Pfizer’s COVID vaccine collaborator, BioNTech, is already paying royalties for use of the NIH-developed spike protein technology. Moderna, which co-owns its COVID vaccine patents with NIAID, is not paying royalties.
CDC’s webpage listing technologies available for licensing (and, therefore, with the potential to generate royalties) has not been updated since May, 2020. At that time, the agency had about 60 technologies on offer, many related to diagnostics or vaccine development.
Whenever the CDC gets around to updating its list, it is likely the number of available technologies will be even higher.
The pandemic growth model
Where public health agencies are concerned, COVID-19 appears to be very good for business, with a flurry of unprecedented funding — conveniently mobilized by the pandemic — ushering in profound and likely permanent changes in a public health infrastructure once lamented as weak and fragmented.
The CDC now brags about having marshaled the largest response effort in its 74-year history. According to the agency’s chief financial officer, “More resources were entrusted to CDC for execution and management [in FY2020] than ever before” — including a more than doubling of the previous year’s funding.
Two-thirds (66%) of the grant funds committed or spent by CDC in FY2020 were COVID-19-related.
Over at NIH, prospects are even rosier for the agency — and scarier for the public. For FY2022, the Biden administration has requested a 21% NIH budget increase (to $51 billion), “accelerating a six-year trend of multi-billion-dollar annual budget increases.”
Most of this would go toward the creation of a new NIH agency that would merge national security with health security, modeled after the military’s Defense Advanced Research Projects Agency (DARPA).
Knowing of DARPA’s disturbing track record, investigative journalist Whitney Webb characterizes the new agency’s security mandate as “a recipe for a technocratic ‘pre-crime’ organization with the potential to criminalize both mental and physical illness as well as ‘wrongthink.’”
Ironically, many of the COVID therapies proven effective by frontline doctors but actively suppressed by federal agencies are inexpensive — a far cry from the budget-busting experimental vaccines that have been illegitimately framed as the pandemic’s sole solution.
For the public, a major advantage of these therapies — including longtime fixtures on the World Health Organization essential medicines list — is the fact that their safety profile, side effects, dosing and drug interactions are well documented.

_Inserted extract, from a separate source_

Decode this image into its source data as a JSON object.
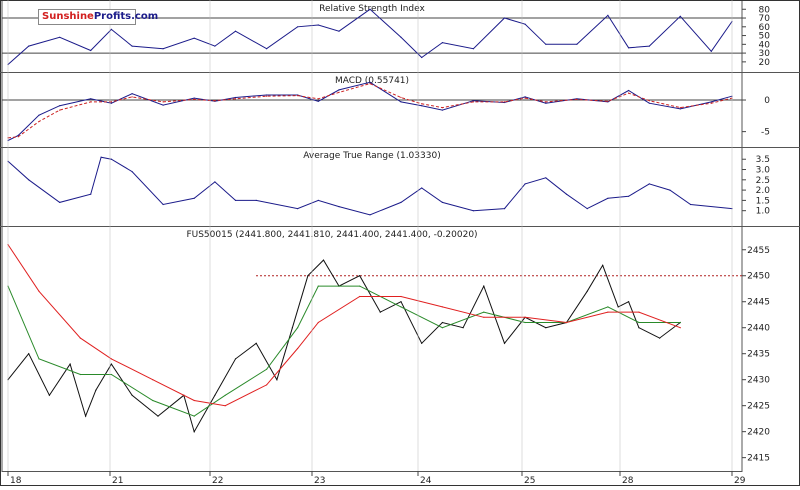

However, royalty-hungry scientists are not interested in “tried-and-true, classical … repurposing [of] drugs and strategies that have already been shown to work.” They prefer, in the words of Columbia University’s Dr. Ian Lipkin, novel treatments that are “sexy and new and patentable.”
Nor do they mesh with the global control agenda the NIH’s new DARPA-like agency promises to facilitate. It is up to the public to reassert, strongly, that people and freedom come first.